6. Нордические арийцы. Осенью 1924 г. Косинна выступил в Берлине с новым докладом, несколько раз повторенным в Берлине же и других местах. Затем доклад по обыкновению был переработан в книгу, которая вышла в свет двумя частями в 1926 и 1927 гг. под названием "Происхождение и распространение германцев в до- и раннеисторическое время".
Берлинский доклад завершил вооружение "археологии обитания" расовой теорией. Расовая теория издавна привлекала Косинну, но отдельные попытки обосновать ее в антропологии носили очевидный дилетантский характер, и в своей работе 1902 г. ("Индогерманский вопрос, археологически разрешенный") Косинна, упоминая с симпатией эти работы, прямо указывает, что всё же приходится воздержаться от привлечения антропологии. Он поясняет: нет еще солидных обзорных трудов, и конкретные культуры пока не удается связать с чистыми расами; краниологических материалов мало, а те, которые есть, обнаруживают за культурами смешение разных расовых типов, "запутывая" картину (Kossinna 1902: 217 – 218).

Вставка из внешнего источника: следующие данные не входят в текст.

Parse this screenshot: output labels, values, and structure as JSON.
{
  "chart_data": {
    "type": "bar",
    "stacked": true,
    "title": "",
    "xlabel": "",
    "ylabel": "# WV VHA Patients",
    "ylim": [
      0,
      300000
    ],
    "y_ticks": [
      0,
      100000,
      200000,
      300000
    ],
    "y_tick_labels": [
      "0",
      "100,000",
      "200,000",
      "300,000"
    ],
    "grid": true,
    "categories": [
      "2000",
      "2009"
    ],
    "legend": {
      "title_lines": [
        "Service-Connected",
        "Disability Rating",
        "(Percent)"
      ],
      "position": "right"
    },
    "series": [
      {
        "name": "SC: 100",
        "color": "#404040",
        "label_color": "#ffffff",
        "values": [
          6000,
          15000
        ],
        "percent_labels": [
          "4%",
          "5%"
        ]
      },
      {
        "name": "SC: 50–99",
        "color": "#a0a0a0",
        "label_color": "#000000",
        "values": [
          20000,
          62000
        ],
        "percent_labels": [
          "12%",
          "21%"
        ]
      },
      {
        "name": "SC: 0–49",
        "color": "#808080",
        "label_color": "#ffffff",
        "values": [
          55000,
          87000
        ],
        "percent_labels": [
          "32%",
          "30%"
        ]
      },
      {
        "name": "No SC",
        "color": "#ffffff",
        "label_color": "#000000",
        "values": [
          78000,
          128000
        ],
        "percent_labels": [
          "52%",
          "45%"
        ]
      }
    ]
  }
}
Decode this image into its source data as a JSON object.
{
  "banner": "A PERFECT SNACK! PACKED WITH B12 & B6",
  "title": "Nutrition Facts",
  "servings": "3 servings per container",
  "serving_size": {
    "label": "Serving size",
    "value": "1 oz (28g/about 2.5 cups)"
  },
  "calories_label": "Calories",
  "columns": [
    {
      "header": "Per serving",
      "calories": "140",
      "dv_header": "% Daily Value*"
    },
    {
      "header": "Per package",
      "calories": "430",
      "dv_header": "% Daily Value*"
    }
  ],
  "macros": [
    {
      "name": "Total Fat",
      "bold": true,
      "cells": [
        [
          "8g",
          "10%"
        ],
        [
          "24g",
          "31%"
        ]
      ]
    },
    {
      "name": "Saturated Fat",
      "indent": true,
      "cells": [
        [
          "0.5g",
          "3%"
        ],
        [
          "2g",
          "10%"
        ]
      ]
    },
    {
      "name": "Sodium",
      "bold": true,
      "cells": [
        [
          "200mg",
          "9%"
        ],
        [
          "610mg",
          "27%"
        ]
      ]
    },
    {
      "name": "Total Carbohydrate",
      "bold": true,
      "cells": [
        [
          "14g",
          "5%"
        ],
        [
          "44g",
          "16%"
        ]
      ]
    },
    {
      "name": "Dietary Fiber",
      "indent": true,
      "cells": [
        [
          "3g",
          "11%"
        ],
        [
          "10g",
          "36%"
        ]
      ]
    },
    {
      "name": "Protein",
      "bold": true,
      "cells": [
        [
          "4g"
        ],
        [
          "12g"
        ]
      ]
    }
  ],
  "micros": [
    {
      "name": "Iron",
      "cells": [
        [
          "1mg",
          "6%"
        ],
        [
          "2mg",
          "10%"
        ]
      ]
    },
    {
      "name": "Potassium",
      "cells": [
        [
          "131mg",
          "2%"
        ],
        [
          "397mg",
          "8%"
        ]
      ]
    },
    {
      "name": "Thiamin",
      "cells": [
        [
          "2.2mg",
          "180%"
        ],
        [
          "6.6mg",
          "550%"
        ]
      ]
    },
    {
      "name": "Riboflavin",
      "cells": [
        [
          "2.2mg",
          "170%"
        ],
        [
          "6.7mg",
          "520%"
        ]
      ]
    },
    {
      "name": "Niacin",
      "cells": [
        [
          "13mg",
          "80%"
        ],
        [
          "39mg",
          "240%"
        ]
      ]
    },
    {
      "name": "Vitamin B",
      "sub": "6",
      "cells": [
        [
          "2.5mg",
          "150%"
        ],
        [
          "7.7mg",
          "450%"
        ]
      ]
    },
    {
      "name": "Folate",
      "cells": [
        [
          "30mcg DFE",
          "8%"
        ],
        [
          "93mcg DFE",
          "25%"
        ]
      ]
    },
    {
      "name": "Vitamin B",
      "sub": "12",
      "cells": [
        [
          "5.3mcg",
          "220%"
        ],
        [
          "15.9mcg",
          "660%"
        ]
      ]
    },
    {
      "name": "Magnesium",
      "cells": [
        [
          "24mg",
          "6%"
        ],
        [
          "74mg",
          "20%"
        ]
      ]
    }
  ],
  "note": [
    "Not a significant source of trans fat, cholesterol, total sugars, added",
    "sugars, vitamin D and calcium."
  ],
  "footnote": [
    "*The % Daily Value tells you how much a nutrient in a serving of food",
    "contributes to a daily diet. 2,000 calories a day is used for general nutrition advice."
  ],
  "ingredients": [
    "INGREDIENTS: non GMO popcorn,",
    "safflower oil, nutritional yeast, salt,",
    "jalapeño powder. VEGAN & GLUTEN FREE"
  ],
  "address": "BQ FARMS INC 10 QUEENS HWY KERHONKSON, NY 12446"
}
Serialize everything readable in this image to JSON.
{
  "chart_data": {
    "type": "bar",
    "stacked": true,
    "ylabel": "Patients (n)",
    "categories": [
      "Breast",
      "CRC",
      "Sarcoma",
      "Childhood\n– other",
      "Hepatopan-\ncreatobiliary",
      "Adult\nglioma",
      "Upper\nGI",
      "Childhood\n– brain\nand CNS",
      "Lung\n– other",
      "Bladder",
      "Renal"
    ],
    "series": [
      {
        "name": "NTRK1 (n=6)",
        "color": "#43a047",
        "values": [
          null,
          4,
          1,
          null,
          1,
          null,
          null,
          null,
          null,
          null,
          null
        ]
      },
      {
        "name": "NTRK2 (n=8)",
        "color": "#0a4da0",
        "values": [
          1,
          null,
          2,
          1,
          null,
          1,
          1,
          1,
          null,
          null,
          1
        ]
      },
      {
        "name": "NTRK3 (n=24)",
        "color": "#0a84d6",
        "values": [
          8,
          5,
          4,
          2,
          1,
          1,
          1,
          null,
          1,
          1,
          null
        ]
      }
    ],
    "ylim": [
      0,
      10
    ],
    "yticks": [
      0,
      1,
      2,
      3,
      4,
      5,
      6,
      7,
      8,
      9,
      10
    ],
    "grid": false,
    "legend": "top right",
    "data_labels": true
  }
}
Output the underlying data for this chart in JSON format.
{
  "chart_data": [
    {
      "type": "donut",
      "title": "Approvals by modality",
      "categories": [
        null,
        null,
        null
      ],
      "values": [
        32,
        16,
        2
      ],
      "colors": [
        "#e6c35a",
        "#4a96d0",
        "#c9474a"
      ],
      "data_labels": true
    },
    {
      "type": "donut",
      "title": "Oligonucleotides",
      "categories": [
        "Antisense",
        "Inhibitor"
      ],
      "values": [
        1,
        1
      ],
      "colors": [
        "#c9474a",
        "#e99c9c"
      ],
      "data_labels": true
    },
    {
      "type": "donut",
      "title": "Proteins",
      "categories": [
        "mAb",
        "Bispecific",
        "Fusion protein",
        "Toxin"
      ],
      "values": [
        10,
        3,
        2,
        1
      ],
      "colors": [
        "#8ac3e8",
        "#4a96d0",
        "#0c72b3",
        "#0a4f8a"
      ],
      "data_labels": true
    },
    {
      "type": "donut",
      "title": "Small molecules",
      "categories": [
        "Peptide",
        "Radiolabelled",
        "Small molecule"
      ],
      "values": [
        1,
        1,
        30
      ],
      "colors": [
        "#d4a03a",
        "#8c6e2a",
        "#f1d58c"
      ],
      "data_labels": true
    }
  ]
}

В своем Берлинском докладе Косинна смог уже опереться на результаты работ Шлица и Гюнтера. Докладу непосредственно предшествовала также серия собственных работ Косинны, направленных на увязку культур с расами, "нордической расы" – с "индогерманскими" народами и с древнейшим Севером Европы: "Zum Homo Aurignacensis" (1910), "Нордический физический тип греков и римлян" (1914), "Индогерманцы. Очерк. I. Индогерманский пранарод" (1921).
В книге "Происхождение и распространение германцев" (1926–27) разбору антропологических вопросов посвящено из четырех глав две целиком и еще в одной – разбросанные отрезки. "С определенными телесными признаками, – повторяет вслед за Гюнтером и другими расистами Косинна, – связаны и определенные душевно-духовные силы или, по крайней мере, особые способности, которыми они частично проявляются". И далее конкретизирует этот тезис в приложении к европейским расам:
"Северный длинноголов – это собственно творческий, культуросозидательный, изобретательный человек прогресса, аристократический и геройский, который жизнь воспринимал как постоянную серьезную борьбу, к тому же волевой и отважный, гордый и презирающий смерть, всегда беспокойный, даже авантюристичный и особенно склонный к путешествиям и деятельный в завоеваниях; высокий моральный закон для него – нерушимая верность своей семье ... , но он, далее, прирожденный завоеватель моря, блестящий техник. Но он не охоч работать наподобие муравья или пчелы равномерно, машинообразно, предпочитает – рывками.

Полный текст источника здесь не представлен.